How to reverse-engineer the brain?
Massimiliano Versace | February 28, 2009
Reverse engineering the brain?
In a recent invited talk at the Department of Cognitive and Neural Systems, Lloyd Watts, neuroscientist turned entrepreneur (founder, chairman and CTO of Audience Inc., a Silicon Valley company that commercializes technology derived from auditory neuroscience research), presented his “strategy” on how to go about a gargantuan task: reverse-engineering the brain. With a military strategy analogy, the problem is the following: what is the best way to occupy an enemy territory? Should the invading army occupy simultaneously the target territory from all its borders, or should all troops focus on a narrow strip of land, occupy it, consolidate the territory and exploit its resources, and then move on to the next target? Lloyd Watts, the neuroscientist-entrepreneur, seems to suggest that the second strategy is the winning one.

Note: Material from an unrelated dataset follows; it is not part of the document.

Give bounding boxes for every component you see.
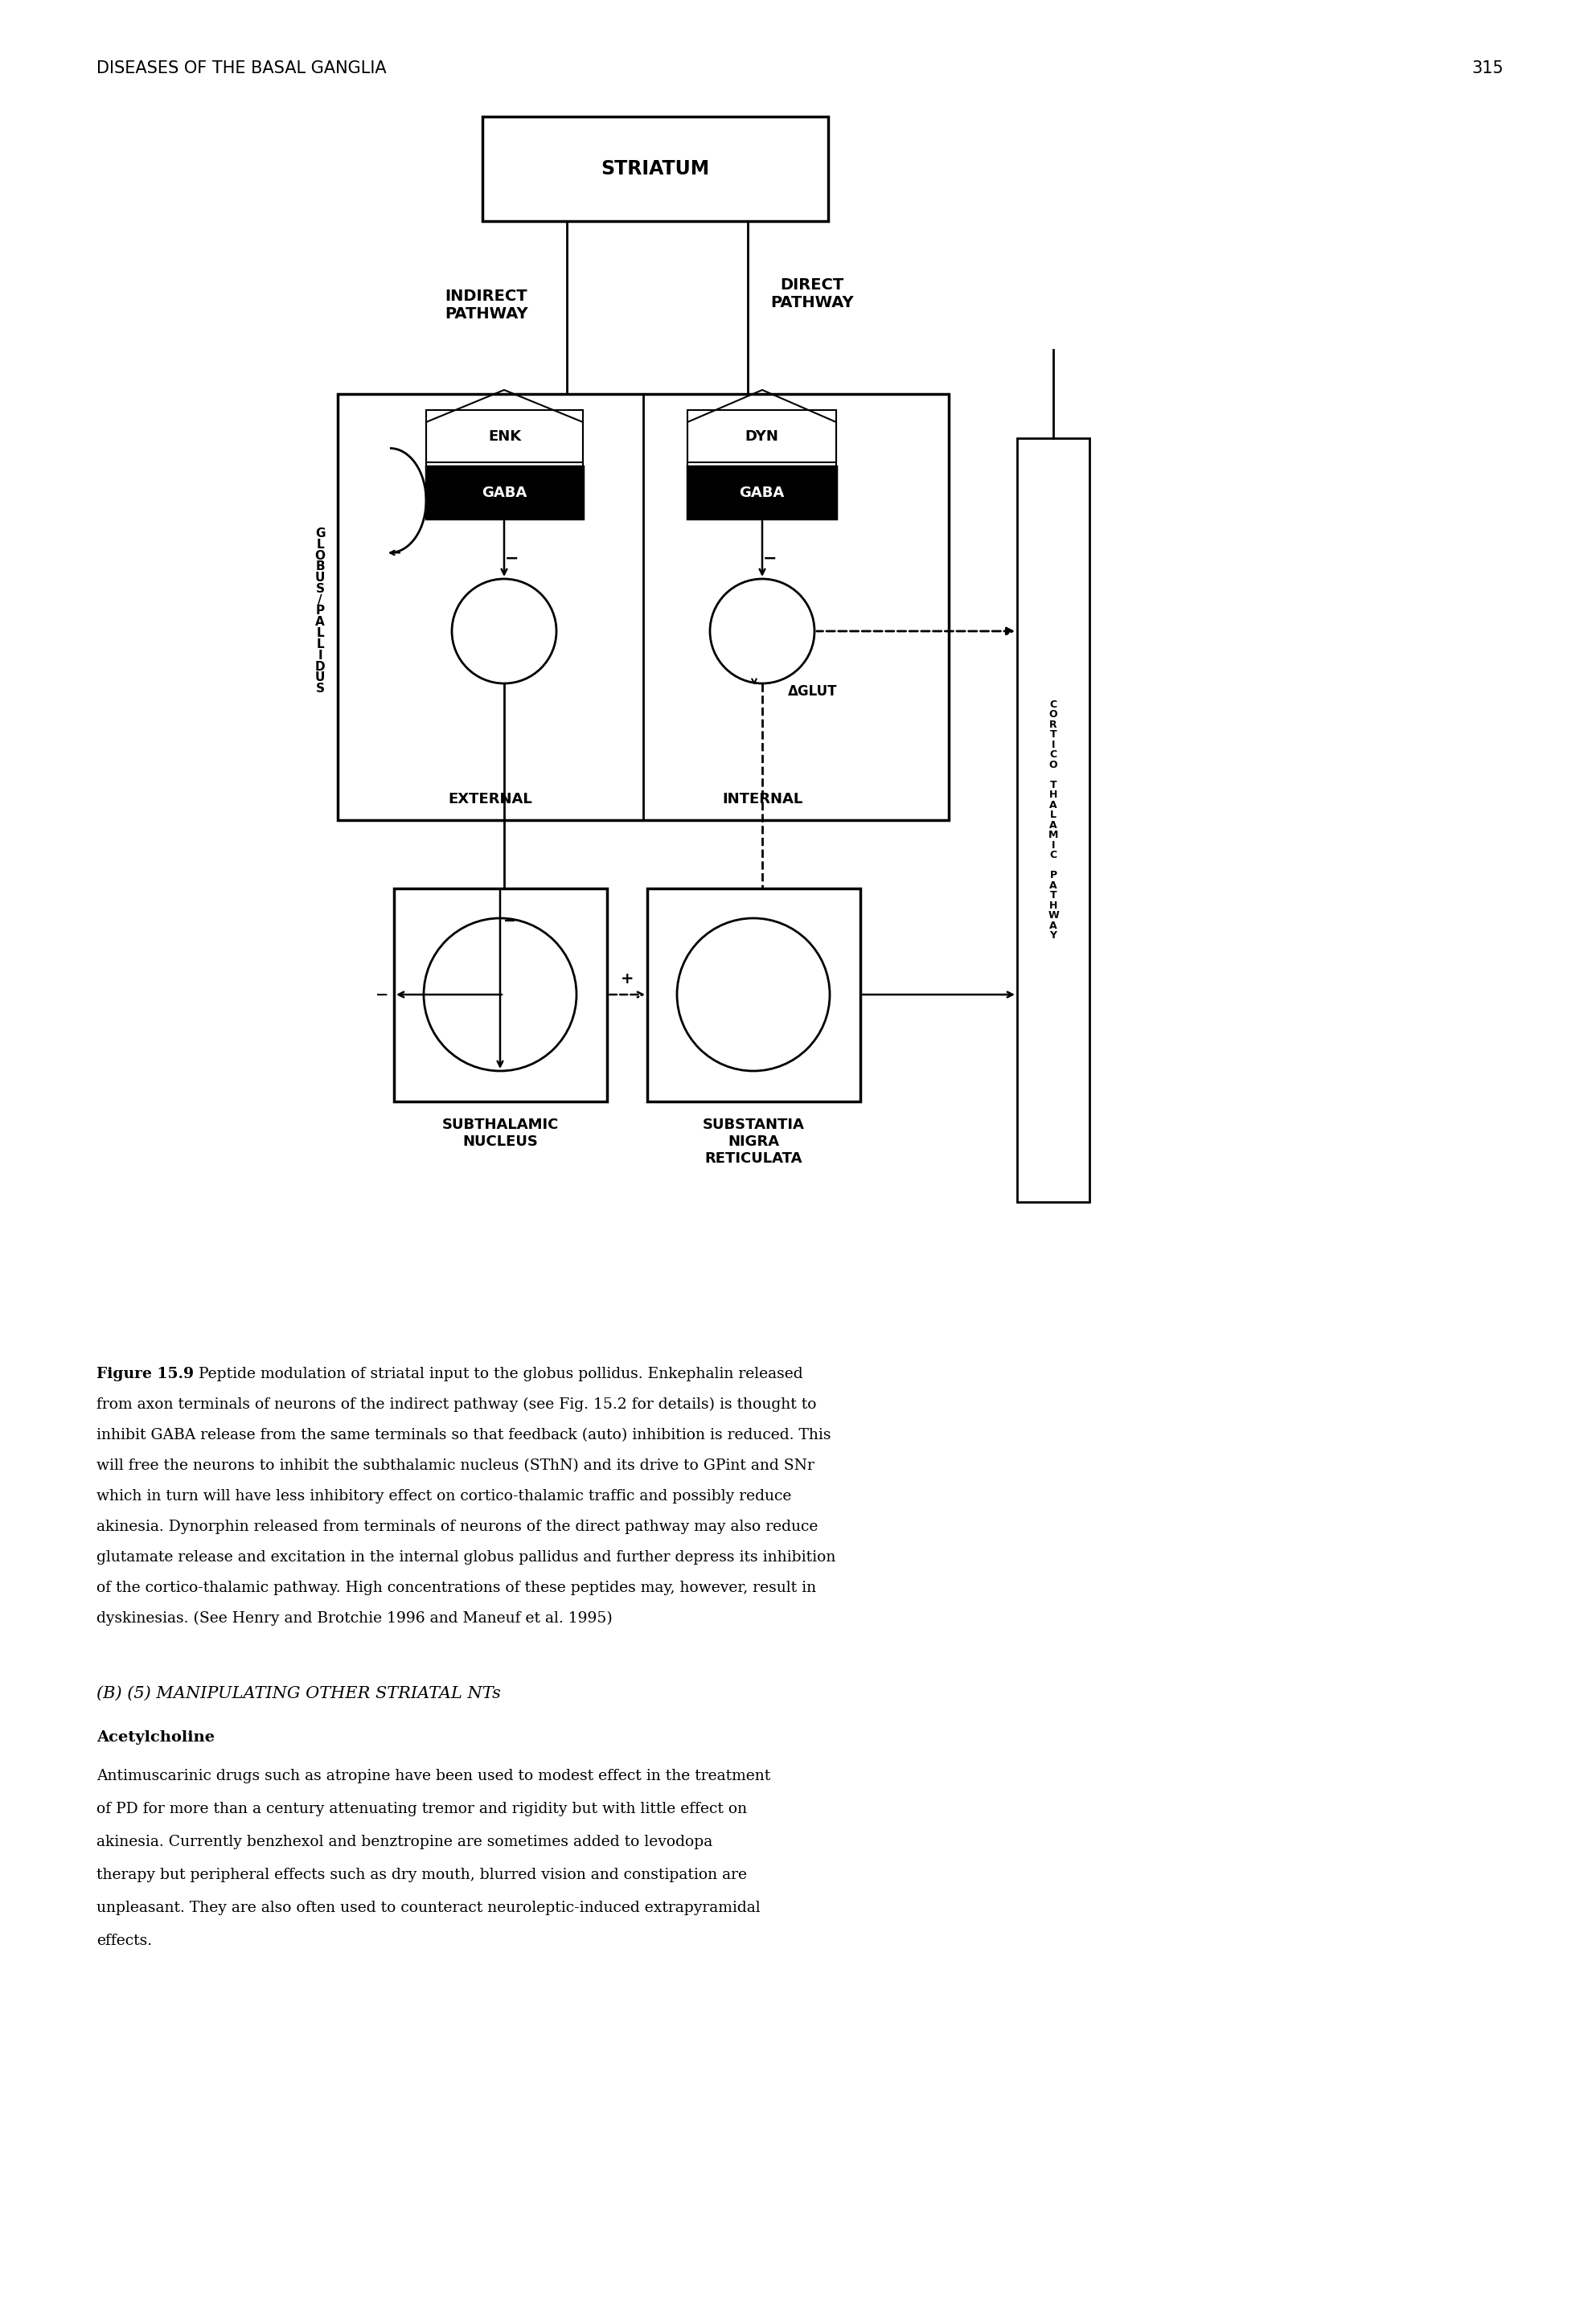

Watts has leveraged decades of very detailed research in the field of auditory neuroscience to build a chip that replicates the main functions of the primary auditory pathways. His company has been able to engineer a chip, of the dimension of a few square millimeters, that is now beginning to be shipped by major mobile phone manufacturers in several different models.

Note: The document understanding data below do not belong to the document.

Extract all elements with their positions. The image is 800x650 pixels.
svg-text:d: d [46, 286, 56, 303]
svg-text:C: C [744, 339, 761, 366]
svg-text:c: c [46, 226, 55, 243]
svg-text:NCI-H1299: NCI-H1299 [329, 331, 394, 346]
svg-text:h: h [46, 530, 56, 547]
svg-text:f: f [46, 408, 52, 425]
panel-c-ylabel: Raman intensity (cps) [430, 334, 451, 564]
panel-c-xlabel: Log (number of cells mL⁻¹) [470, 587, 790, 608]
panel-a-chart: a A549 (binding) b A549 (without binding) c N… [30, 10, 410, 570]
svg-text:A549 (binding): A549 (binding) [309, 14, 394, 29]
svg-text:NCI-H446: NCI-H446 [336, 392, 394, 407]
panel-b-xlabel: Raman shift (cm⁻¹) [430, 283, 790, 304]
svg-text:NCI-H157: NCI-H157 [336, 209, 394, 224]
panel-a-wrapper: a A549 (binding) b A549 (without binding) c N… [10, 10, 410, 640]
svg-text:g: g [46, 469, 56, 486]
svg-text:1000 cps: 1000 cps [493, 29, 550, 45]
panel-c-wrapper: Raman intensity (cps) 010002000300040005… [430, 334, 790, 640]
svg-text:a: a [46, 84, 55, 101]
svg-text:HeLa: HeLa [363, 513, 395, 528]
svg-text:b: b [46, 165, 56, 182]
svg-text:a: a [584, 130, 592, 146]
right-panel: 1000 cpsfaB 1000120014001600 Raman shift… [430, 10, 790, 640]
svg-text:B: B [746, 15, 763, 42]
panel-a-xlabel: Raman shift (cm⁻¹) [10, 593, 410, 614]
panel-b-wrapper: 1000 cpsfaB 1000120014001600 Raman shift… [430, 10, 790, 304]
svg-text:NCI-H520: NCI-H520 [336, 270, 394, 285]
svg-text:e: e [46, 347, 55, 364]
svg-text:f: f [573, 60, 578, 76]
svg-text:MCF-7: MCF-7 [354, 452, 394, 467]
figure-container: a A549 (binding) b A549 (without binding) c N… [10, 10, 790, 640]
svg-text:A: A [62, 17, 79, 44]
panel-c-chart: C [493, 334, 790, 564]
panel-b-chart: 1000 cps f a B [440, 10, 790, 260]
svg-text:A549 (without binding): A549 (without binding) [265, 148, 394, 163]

What does the chip do? Using proprietary core technology based on the processing steps believed to be implemented in the animal hearing system, and two microphones that mimic the animal binaural auditory system, the chip is able to deliver robust noise suppression, dramatically improving the voice quality by separating the voice of the speaker from noise sources in the caller’s environment, such as restaurant noise, car noise, or music and background conversations. The claim is that the chip is able to achieve this performance by faithfully mimicking the functional properties of the early auditory pathways. But this is not the point of this editorial…
The point is not the “what” Watts and his company is doing, but the “how” this team is approaching the issue of reverse-engineering the brain. The strategy is the following: take a very well understood system (such as the primary auditory pathway), extract its fundamental computations and implement it in software/hardware fast enough to run in real time and cope with real-world constraints. Then, use this knowledge to realize a commercially viable product that would sustain revenues while a longer term strategy of reverse engineering even more “brain tissue” is undertaken. This is fundamentally different from the approach of other government, academic and industry groups: try to tackle the global problem in hope of gaining large rewards with no regard to the smaller components that may be give more immediate payoffs. The next few years will tell…

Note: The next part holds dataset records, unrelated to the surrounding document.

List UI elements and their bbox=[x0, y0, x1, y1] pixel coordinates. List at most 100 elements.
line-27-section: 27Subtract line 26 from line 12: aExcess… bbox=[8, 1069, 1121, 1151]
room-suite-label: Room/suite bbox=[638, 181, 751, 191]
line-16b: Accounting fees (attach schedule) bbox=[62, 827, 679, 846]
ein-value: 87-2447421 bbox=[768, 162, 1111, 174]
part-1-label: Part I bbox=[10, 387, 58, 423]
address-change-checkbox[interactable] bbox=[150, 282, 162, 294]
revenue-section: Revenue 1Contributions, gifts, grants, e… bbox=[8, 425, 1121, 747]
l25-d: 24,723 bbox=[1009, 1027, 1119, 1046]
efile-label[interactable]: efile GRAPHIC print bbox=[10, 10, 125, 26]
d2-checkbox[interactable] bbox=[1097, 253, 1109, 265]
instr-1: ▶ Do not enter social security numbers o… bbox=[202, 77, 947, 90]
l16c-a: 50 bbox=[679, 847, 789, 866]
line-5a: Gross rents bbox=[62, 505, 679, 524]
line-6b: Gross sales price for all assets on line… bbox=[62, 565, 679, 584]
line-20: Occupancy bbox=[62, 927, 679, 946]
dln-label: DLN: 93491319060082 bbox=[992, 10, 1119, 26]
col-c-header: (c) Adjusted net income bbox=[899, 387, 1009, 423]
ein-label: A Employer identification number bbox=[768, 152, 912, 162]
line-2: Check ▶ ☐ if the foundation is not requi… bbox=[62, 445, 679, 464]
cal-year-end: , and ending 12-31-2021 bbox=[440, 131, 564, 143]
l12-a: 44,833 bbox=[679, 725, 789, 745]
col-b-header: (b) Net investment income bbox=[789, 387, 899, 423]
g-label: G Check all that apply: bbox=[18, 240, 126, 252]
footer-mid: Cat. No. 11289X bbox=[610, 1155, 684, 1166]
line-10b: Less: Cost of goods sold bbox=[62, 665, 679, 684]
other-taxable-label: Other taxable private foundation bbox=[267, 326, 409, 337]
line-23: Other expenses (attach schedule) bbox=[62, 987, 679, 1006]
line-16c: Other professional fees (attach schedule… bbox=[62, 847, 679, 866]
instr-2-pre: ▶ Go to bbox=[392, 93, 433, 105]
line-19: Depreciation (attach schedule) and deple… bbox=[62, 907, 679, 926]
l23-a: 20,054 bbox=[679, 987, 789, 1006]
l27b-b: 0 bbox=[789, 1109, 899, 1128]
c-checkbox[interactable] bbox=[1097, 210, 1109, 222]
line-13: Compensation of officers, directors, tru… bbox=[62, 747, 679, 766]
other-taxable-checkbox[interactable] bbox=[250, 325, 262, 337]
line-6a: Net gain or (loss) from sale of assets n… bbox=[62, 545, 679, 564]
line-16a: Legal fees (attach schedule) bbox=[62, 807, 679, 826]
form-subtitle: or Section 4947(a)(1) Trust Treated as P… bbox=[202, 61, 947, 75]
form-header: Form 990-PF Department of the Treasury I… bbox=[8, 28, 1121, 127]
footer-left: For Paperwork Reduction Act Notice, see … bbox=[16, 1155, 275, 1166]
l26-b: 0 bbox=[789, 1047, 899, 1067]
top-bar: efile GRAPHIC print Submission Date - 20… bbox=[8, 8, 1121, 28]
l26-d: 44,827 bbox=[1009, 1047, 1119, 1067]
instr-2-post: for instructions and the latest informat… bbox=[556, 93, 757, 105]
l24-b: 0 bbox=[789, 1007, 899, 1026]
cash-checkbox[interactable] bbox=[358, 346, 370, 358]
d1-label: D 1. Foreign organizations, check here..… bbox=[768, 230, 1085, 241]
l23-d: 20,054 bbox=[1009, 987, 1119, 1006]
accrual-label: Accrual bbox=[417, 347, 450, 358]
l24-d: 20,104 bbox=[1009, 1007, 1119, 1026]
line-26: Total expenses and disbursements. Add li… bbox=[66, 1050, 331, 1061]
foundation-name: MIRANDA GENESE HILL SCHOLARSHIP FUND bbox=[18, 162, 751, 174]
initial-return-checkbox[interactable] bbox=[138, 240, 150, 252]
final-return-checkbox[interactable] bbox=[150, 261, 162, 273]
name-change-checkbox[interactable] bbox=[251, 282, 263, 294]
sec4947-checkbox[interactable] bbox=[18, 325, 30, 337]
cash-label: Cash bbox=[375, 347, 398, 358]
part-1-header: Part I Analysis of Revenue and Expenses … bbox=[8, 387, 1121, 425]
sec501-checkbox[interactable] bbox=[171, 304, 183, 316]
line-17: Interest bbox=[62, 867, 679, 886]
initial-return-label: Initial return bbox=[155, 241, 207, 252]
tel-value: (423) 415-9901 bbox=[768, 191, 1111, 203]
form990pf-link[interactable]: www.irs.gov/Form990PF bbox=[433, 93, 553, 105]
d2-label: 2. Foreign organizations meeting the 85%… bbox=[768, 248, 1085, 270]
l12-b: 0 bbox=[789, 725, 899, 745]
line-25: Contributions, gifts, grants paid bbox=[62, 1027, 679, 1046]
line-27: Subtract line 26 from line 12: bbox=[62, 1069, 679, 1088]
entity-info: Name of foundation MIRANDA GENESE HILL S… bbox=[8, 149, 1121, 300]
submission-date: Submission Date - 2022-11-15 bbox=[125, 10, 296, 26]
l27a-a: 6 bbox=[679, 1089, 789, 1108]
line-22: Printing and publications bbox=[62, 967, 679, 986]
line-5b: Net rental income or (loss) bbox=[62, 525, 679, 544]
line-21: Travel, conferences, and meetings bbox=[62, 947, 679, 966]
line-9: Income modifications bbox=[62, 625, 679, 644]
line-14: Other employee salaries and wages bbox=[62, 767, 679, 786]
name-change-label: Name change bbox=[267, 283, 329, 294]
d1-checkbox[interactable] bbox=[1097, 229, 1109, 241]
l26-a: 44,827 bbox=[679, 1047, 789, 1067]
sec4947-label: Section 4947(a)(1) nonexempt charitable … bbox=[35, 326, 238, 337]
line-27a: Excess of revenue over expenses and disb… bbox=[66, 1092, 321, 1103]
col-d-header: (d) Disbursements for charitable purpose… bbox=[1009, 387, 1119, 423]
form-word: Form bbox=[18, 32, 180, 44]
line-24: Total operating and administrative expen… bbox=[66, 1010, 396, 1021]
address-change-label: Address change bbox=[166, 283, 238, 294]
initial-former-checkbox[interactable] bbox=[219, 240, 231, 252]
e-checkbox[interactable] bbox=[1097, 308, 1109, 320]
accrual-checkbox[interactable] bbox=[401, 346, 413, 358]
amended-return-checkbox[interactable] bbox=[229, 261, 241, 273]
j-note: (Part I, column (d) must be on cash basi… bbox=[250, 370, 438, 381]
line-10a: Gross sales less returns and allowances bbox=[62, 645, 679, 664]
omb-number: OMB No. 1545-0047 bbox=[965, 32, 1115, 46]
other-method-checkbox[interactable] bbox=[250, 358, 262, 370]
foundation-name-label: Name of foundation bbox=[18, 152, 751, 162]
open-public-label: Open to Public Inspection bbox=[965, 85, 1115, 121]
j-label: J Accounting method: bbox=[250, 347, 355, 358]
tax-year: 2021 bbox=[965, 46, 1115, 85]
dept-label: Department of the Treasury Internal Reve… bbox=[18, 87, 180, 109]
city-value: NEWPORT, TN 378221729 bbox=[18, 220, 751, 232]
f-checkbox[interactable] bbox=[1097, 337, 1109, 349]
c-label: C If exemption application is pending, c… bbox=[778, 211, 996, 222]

Is the auditory system really that well understood? Is any brain system that well understood? It would be pretty amusing, for instance, to see an analogous chip for human vision. In my experience, it takes minimal thought to break almost any computational model of the brain.
There is no need of “thinking” how to break the system. The chip is now being embedded in mainstream cell phones, and if it does not work in tough, difficult to predict real life conditions, then it does not. But if it does, then it does…. Thank God, no need to think hard this time, reality will tell.